An kaum einer Regelung von § 342 HGB ist derart viel Kritik geübt worden wie an der GoB-Vermutung von veröffentlichten Standards.[3] V.a. in den Anfangsjahren sind auch schwere verfassungsrechtliche Bedenken ins Feld geführt worden:[4] Der Gesetzgeber würde (nur) ihm eingeräumte Kompetenzen an ein nicht legitimiertes Privatgremium abtreten, das sich selbst Standards in seinem Sinne schreibe. Auch wenn die Wortgefechte von einst verstummt sind, steht zu vermuten, dass die Kritik in der Sache weiterbestehen dürfte, zumal der Konflikt nicht abschließend durch richterlichen Beschluss in die eine oder andere Richtung entschieden wurde. Auf der anderen Seite hat das DRSC durch seine fachliche Arbeit national und international breite Anerkennung gefunden,[5] sodass etwaige Legitimationsbedenken und -vorwürfe heute kaum mehr geäußert werden.[6]

 

Rz. 43

Feststellen lässt sich, dass die Standards des DRSC nicht allein durch ihre Veröffentlichung zu rechtlich verbindlichen GoB werden (und schon gar nicht zu Rechtsverordnungen).[7] Fraglich ist, ob die vom Gesetzgeber intendierte Vermutungswirkung durch den reinen Akt der Veröffentlichung überhaupt erfolgen kann oder ihnen nicht lediglich "eine starke ‚faktische Bindungswirkung”"[8] zukommt.
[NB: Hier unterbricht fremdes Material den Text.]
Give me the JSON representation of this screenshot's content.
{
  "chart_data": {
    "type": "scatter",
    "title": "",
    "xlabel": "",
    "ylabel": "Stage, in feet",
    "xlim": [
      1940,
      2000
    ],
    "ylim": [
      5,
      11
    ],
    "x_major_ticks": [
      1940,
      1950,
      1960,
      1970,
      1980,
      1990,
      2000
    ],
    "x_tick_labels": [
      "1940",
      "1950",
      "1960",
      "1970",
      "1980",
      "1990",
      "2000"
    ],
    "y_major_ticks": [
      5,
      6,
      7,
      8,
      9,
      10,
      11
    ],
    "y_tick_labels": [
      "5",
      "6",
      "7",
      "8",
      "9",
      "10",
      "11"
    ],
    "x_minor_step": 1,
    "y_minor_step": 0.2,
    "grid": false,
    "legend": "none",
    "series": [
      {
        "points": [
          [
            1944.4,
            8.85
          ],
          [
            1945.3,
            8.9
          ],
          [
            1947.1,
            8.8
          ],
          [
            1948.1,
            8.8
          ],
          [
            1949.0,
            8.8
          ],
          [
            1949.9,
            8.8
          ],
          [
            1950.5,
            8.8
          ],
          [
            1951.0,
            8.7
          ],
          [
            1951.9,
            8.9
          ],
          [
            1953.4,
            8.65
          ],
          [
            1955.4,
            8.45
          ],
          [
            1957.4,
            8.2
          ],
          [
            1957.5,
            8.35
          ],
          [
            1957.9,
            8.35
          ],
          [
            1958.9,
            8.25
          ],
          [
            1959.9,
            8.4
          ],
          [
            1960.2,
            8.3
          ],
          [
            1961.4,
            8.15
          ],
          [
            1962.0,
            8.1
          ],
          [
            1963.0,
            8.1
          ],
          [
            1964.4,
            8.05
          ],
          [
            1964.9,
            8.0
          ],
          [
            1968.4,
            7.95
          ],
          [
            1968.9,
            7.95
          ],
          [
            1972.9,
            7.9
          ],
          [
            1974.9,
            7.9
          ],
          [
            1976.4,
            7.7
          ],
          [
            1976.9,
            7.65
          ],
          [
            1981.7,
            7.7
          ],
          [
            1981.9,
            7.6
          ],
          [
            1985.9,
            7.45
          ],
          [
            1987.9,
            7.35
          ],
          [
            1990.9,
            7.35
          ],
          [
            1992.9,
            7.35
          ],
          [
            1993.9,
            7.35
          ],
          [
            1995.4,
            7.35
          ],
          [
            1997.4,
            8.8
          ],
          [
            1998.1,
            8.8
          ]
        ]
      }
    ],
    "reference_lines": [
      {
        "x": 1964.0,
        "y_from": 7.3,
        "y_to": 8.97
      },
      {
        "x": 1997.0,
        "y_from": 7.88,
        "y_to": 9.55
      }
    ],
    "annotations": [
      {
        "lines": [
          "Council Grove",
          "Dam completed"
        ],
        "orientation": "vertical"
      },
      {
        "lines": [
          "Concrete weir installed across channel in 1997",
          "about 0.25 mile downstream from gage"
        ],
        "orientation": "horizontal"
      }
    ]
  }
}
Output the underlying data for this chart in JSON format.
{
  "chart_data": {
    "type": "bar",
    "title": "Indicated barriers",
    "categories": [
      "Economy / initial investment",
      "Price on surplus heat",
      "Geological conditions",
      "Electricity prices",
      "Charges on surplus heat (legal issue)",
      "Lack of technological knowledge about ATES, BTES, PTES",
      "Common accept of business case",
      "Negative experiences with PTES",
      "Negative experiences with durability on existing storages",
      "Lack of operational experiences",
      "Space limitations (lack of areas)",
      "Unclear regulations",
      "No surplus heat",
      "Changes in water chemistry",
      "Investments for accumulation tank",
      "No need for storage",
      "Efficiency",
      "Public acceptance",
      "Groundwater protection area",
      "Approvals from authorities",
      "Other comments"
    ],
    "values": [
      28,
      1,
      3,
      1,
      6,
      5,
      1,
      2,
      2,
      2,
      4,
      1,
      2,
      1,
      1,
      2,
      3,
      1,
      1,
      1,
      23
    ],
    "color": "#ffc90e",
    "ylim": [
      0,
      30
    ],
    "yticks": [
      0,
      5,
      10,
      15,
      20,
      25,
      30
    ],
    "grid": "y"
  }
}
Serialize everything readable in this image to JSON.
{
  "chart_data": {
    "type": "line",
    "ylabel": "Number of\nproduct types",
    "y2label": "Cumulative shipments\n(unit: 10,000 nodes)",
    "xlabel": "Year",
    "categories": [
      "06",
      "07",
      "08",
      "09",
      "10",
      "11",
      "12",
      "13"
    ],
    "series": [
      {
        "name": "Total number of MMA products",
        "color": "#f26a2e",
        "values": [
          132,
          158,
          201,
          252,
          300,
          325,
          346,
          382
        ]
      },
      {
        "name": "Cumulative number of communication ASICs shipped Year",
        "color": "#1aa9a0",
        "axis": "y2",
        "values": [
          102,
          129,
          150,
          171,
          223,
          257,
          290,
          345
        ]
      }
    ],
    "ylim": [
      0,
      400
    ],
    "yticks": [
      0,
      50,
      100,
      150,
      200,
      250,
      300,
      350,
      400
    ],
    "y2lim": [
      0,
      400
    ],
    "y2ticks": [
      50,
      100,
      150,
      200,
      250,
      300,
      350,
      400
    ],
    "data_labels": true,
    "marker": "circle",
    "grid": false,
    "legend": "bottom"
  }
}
Ersteres verneint Ballwieser: "Mit der Bekanntmachung durch das Bundesjustizministerium kann keine Vermutung der Richtigkeit der GoB-Anwendung verbunden sein, weil die Anerkennung als GoB in unserem System den Gerichten vorbehalten ist und eine Gerichtsentscheidung nicht vermutet werden kann."[9] Demgegenüber führt Ebke aus, dass es sich bei der im Gesetz genannten Vermutung nicht um eine Tatsachen-, sondern eine Rechtsvermutung handele, die dem deutschen Recht auch vor dem KonTraG nicht fremd gewesen sei.[10] Sie bedeutet, dass die vom DRSC entwickelten Standards aufgrund ihres Entstehungsprozesses bei Bekanntmachung durch das BMJ dem Gesetz zufolge die Vermutung für sich haben, dass die bestehenden GoB für die Konzernrechnungslegung sachgerecht ausgelegt und konkretisiert worden sind.[11] Beisse spricht zutreffend von Fachnormen anstelle von Rechtsnormen.[12]

 

Rz. 44

Die Gesetzesvermutung ist allerdings widerlegbar, wenn auch mit hohem Aufwand, weil dafür der gerichtliche Weg zu beschreiten ist.[13] Die Gerichte sind als Letztinstanz nicht an die in den Standards enthaltene Rechtsnorminterpretation gebunden und können eine andere Rechtsauslegung entwickeln und diese für verbindlich erklären.[14] Die Standards stellen insoweit eine "qualifizierte Vorarbeit für die endgültige Rechtsfindung"[15] dar. Im Umkehrschluss bedeutet dies allerdings auch, dass ein konkreter Streitfall um die Richtigkeit eines DRS, der von den Gerichten rechtskräftig zugunsten des (mittelbar am Prozess beteiligten) Standardsetzers entschieden wird, nicht auf dem ursprünglichen Vermutungsniveau zurückbleiben kann, sondern dann tatsächlich zum GoB wird. Eine Nichtberücksichtigung eines solchen Standards hätte unweigerlich Folgen für das Testat des Abschlussprüfers und schüfe (Rz 46) ggf. Aufgriffsmöglichkeiten im Enforcement.[16]

 

Rz. 45

Fraglich ist, ob dem BMJ die Aufgabe zukommt, vor einer Bekanntmachung eine inhaltliche Prüfung des zu veröffentlichenden Texts vorzunehmen.[17] Weder im Gesetz noch in der Beschlussempfehlung des Rechtsausschusses finden sich Aussagen dazu. Es wäre indes kaum mit der Sorgfaltspflicht der öffentlichen Hand zu vereinbaren, wenn nicht zumindest eine Art formelle Plausibilitätsprüfung dahingehend erfolgte, dass die Empfehlungen nicht im Widerspruch zu bestehenden Rechtsnormen stehen (also eine Negativprüfung).[18] Interessant ist die von Kleindiek aufgeworfene Frage, "inwieweit dem BMJ das Recht zusteht, vom privaten Rechnungslegungsgremium verabschiedete Standards zu überprüfen und die Bekanntmachung abzulehnen"[19] – dies insb., wenn eine formal-juristisch saubere Prüfung der Rechtskonformität bestätigt wird und insoweit keine Angriffsfläche bestünde. Da das DRSC kraft Standardisierungsvertrag verpflichtet ist, das BMJ laufend über seine Tä...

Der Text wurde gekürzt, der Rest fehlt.